Пока он это говорил, на экране дрожала черная вклейка, мерцающая искрами и черточками. И появилось здание. Наезд — во весь экран — вывеска. На ней написано: «Районная библиотека № 29». Отъезд — в библиотеку входит Гусь.
Все изумленно охнули. Гусь вышел из библиотеки с толстенной книгой в руках, листая ее на ходу. Толкалин остановил изображение — Гусь с книгой.
— Действительно… — растерянно сказала Надя.
— Ну!!! — ликующе завопил лентописец. — Гусь с книгой! А? Тут что-то не так! Видали когда-нибудь Гуся с толстой книжкой? Я лично не видел!
— И я, — тихо сказала Виолетта.
— Да, мы не видели… — еще раз повторил Леня.
— С ума можно сойти, — сказала Лена. — Сначала эти мальчики. А потом книга — это уж вообще…
— По-моему, — сказал Ванюша, — что-то вы чересчур… мнительные.

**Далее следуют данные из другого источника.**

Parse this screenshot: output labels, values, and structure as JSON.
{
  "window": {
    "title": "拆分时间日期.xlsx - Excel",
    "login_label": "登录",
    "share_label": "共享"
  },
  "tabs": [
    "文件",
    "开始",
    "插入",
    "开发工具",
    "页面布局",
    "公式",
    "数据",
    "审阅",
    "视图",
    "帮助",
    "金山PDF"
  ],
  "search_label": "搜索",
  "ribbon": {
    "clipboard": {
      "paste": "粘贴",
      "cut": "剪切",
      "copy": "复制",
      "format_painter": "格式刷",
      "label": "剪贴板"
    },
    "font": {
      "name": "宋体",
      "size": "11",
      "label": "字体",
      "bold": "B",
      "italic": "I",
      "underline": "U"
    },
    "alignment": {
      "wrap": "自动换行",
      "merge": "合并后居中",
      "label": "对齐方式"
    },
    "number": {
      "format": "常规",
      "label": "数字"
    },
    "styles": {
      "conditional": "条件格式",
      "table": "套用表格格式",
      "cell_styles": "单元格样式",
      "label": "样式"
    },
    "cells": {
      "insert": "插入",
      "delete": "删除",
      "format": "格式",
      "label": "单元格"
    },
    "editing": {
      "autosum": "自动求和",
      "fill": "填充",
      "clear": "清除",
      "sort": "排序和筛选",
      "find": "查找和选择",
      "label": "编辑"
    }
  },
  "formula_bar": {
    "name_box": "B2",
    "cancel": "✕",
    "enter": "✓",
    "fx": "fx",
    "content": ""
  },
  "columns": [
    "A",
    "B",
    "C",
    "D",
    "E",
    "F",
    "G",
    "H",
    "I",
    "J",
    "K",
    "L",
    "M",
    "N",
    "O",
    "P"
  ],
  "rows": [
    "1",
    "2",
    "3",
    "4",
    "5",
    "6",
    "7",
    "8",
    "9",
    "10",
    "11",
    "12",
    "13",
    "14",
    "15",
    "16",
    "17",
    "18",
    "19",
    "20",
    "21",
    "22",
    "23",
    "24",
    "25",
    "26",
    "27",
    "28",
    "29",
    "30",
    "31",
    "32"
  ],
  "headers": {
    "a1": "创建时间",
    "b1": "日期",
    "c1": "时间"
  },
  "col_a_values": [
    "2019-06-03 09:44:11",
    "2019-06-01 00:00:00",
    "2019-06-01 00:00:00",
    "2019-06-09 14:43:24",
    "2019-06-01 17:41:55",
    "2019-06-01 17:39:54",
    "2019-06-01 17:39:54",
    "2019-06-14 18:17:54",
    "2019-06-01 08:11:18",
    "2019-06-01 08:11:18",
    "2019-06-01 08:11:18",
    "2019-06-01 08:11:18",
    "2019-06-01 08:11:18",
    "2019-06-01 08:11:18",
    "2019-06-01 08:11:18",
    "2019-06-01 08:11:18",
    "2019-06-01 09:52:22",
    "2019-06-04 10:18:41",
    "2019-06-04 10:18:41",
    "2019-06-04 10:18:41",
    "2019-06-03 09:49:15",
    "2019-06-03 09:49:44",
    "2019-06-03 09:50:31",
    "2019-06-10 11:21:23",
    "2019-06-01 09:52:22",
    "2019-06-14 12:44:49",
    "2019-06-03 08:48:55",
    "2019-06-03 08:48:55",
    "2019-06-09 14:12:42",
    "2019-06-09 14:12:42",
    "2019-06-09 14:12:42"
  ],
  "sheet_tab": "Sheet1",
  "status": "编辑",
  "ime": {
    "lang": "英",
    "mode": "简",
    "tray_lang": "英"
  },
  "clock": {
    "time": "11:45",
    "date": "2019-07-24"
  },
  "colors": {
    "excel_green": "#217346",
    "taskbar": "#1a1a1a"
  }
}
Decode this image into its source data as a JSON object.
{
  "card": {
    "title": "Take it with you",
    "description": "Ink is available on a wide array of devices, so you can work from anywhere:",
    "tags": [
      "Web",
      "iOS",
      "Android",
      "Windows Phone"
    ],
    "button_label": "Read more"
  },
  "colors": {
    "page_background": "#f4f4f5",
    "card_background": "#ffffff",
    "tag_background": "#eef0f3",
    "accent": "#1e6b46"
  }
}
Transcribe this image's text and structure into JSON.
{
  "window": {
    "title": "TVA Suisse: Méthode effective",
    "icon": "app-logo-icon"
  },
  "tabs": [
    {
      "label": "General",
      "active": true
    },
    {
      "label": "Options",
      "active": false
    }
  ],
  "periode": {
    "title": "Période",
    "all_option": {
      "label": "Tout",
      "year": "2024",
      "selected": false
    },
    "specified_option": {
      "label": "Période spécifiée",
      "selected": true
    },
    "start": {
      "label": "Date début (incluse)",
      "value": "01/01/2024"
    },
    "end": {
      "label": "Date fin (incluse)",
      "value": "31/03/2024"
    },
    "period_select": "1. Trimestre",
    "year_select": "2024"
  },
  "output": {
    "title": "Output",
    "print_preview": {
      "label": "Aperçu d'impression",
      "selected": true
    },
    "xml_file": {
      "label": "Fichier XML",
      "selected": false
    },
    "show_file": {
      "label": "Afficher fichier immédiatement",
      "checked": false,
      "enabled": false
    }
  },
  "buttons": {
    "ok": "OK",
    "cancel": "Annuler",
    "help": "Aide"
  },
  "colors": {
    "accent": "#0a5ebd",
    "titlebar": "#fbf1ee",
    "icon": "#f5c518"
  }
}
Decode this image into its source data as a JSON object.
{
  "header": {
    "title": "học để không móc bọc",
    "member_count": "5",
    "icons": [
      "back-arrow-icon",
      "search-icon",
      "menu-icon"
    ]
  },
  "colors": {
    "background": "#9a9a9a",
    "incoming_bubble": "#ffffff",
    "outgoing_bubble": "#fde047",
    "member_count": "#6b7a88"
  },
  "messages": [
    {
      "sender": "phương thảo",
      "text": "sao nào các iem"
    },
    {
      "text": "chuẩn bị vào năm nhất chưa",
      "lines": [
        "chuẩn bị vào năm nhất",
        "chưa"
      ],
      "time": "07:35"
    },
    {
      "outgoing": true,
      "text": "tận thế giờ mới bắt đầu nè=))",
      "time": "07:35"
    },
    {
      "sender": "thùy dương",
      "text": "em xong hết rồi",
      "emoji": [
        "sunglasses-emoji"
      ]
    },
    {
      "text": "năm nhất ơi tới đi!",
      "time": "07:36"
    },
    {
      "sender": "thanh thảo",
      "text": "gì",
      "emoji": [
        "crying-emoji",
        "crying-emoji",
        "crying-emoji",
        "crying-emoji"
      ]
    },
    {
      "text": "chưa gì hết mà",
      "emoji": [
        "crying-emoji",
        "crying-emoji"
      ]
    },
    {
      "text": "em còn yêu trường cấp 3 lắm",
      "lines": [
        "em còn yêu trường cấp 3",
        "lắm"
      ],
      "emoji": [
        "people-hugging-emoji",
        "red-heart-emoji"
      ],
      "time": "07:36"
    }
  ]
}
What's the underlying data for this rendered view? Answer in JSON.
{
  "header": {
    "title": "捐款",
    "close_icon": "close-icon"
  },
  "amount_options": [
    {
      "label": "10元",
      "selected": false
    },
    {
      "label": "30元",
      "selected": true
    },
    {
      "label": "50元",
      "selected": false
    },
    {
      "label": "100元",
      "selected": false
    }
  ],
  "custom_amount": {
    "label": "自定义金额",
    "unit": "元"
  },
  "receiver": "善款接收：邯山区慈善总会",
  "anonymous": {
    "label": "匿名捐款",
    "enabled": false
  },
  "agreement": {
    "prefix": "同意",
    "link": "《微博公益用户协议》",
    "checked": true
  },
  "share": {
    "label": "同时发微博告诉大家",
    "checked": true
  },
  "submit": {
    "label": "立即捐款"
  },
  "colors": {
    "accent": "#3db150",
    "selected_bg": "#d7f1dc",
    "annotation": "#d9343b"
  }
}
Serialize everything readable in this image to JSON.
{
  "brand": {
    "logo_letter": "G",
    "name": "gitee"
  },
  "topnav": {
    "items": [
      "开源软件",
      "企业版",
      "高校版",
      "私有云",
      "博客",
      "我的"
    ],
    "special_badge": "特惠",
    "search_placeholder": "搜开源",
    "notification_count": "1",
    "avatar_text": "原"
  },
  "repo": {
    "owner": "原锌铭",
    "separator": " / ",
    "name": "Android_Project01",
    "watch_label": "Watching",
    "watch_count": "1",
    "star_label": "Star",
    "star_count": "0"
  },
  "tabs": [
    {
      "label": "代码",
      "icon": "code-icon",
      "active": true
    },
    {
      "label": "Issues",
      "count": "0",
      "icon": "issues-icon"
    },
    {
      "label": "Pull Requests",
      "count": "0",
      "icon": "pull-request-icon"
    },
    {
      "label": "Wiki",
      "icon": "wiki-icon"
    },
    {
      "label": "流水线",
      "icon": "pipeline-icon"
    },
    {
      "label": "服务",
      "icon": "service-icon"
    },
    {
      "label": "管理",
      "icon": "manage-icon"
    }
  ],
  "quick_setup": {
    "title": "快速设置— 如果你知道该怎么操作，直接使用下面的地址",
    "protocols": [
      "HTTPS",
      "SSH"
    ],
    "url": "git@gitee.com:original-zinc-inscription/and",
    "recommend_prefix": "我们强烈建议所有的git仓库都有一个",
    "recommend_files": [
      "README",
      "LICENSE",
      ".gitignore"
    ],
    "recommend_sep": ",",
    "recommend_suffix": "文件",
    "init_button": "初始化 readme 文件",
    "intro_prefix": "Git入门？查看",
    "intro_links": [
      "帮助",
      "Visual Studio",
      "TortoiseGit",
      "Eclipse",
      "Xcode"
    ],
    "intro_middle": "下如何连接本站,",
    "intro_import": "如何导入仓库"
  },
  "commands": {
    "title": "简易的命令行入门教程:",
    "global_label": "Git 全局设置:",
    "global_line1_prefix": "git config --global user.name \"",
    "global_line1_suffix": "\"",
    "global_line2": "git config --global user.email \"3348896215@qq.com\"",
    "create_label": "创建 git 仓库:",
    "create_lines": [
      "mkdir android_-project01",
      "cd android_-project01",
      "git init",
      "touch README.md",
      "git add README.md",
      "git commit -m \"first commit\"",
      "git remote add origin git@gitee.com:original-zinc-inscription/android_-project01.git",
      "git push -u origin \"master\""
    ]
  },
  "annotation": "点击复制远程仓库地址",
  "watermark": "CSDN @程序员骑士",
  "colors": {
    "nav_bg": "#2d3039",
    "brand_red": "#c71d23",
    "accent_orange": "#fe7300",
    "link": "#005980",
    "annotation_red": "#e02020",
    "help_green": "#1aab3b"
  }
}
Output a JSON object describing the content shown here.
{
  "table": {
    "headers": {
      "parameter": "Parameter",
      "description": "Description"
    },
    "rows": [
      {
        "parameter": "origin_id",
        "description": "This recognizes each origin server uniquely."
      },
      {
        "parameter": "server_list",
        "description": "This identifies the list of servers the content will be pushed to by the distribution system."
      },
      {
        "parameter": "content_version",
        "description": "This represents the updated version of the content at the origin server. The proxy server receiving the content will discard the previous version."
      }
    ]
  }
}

Мало ли что?
— А мы-то тебя с ним назначили доминошников уговаривать. Мало ли что… — сказала Лена. — Может, те его в шею толкать вздумают… особенно эта джаз-банда.
— Я пожалуйста, — согласился Ванюша. — Хоть ваша олимпиада не для меня, зато я для вашей олимпиады — всегда пожалуйста.
— Вот, — сказала Надя. — Ты, Ванюша, с ним и поговори. Он к тебе с уважением относится.
— А ко мне все с уважением относятся… — Черные глаза Ванюши засмеялись.